Es ist jetzt fast genau ein Jahr her, dass der heute 24-jährige Samuel Koch bei "Wetten, dass..." stürzte - und sich so schwere Verletzungen zuzog, dass er seither an Armen und Beinen gelähmt ist. Es war der 4. Dezember 2010, als Millionen Zuschauern vor den Fernsehbildschirmen der Atem stockte, weil der junge Mann bei dem Versuch, mit Sprungfedern an den Füßen über fahrende Autos zu springen, stürzte und nicht wieder aufstand.
Am 9. Dezember 2011 - ein Jahr und fünf Tage nach diesem schicksalsreichen Moment - ist Samuel Koch wieder auf einer Showbühne aufgetreten. Für den ZDF-Jahresrückblick "Menschen 2011" spricht er in Grünwald bei München mit Hape Kerkeling. "Ich will auf jeden Fall irgendwie weiter machen und nicht stehen bleiben - und aktiv sein", sagt er und erzählt von seinen Plänen, seine alte Schauspielschule in Hannover wieder zu besuchen. Am Fecht-, Reit- und Tanzunterricht könne er zwar nicht mehr teilnehmen, aber mit seinen Dozenten suche er nach Alternativen. Gerade hat er eine Orientierungswoche hinter sich. "Es ist ein Experiment", sagt der 24-Jährige.

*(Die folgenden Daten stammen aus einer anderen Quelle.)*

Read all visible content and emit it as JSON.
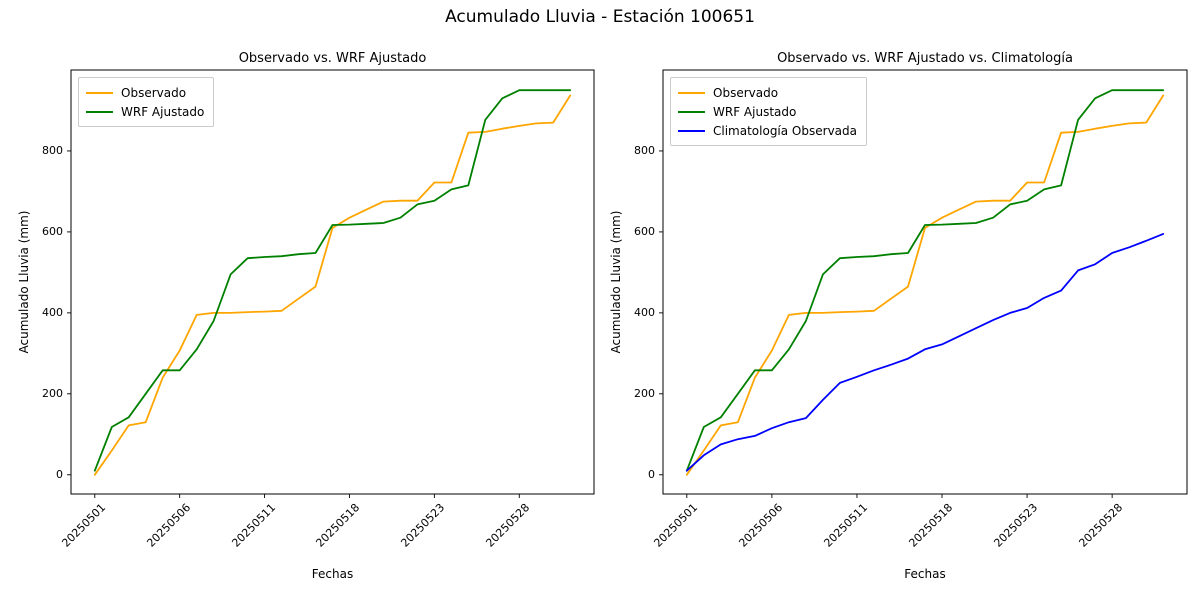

Allein - mit dem Körper zusammen
Vorher hat ein Einspielfilm Bilder aus dem alten Leben von Samuel Koch gezeigt: Ein außergewöhnlich sportlicher junger Mann beim Turnen erscheint auf dem Bildschirm. Es sind Bilder, die der Fernsehzuschauer schon oft gesehen hat - aber es sind auch Bilder, die es so nie wieder geben wird.
Samuel Koch selbst scheint das auch ein Jahr nach seinem tragischen Unfall noch nicht ganz glauben zu können. "Ich kann mich leider noch nicht so ganz mit meinem Körper identifizieren", sagt er. "Ich fühle mich schon unwohl, wenn ich allein in meinem Zimmer bin, mit dem Körper zusammen." Darum stehe er - der Schauspielschüler und ehemalige Hobbyturner - heute eigentlich nicht mehr gerne in der Öffentlichkeit.
Der Unfall habe für ihn vor allem eins bedeutet: einen Sturz "von 120 auf minus 10". Was das heißt, zeigt sich an einer kleinen Episode: Als sich alle Teilnehmer der ZDF-Sendung zum Schluss zu einem gemeinsamen Foto versammeln sollen, steht Samuel Koch im Flur, eine blonde junge Frau steht hinter seinem Rollstuhl. Ein Mitarbeiter ruft ihr über Samuels Kopf hinweg zu: "Wir brauchen den Samuel noch mal." Samuel selbst spricht er gar nicht erst an.
Der Glaube gibt ihm Mut und Zuversicht
"Für jeden ist es schrecklich, seinen Körper zu verabschieden, und ja, für mich ist es irgendwie noch ein Stück härter, gerade wegen der bewegungsreichen Vergangenheit", sagt Samuel Koch. Heute kann er seinen Kopf und die Schultern bewegen und - so heißt es in einem Filmbeitrag beim Jahresrückblick - mit leichtem Antippen der Räder seinen Rollstuhl steuern. "Von den Vitalfunktionen bin ich auf jeden Fall wesentlich fitter geworden. Ich kann nach wie vor spontan atmen und sprechen, was ich sonst nicht konnte", sagt er. "Die Halswirbel scheinen sich auch zu bessern."
Über die ungeheure Kraft des jungen Mannes ist viel geredet und noch mehr geschrieben worden - auch darüber, dass er viel davon aus seinem Glauben zieht. Er wisse, dass er nie allein sei, sagt Samuel Koch auch bei Kerkeling. "Das gibt mir Kraft und Mut und Zuversicht und deshalb macht Selbstmitleid nicht so viel Spaß."
Und noch eins habe ihm sehr geholfen: die Anteilnahme der Bevölkerung. "Ich freue mich eigentlich täglich noch über Post und ehrliche Anteilnahme. Das hat mich ein Stück weit schon auch durchgetragen. Es ist schon ein kleines Privileg - im Vergleich zu Zimmernachbarn oder so."
Hinter der Bühne trifft Samuel Koch auf Joachim "Blacky" Fuchsberger. Der 84-Jährige, der zuvor mit Kerkeling über den Tod seines Sohnes gesprochen hat, beugt sich über den 60 Jahre Jüngeren und drückt ihm einen Kuss auf die Wange. "Junge, was habe ich mit Dir gelitten", sagt er. Und: "Ich wünsche Dir von Herzen alles, alles Gute."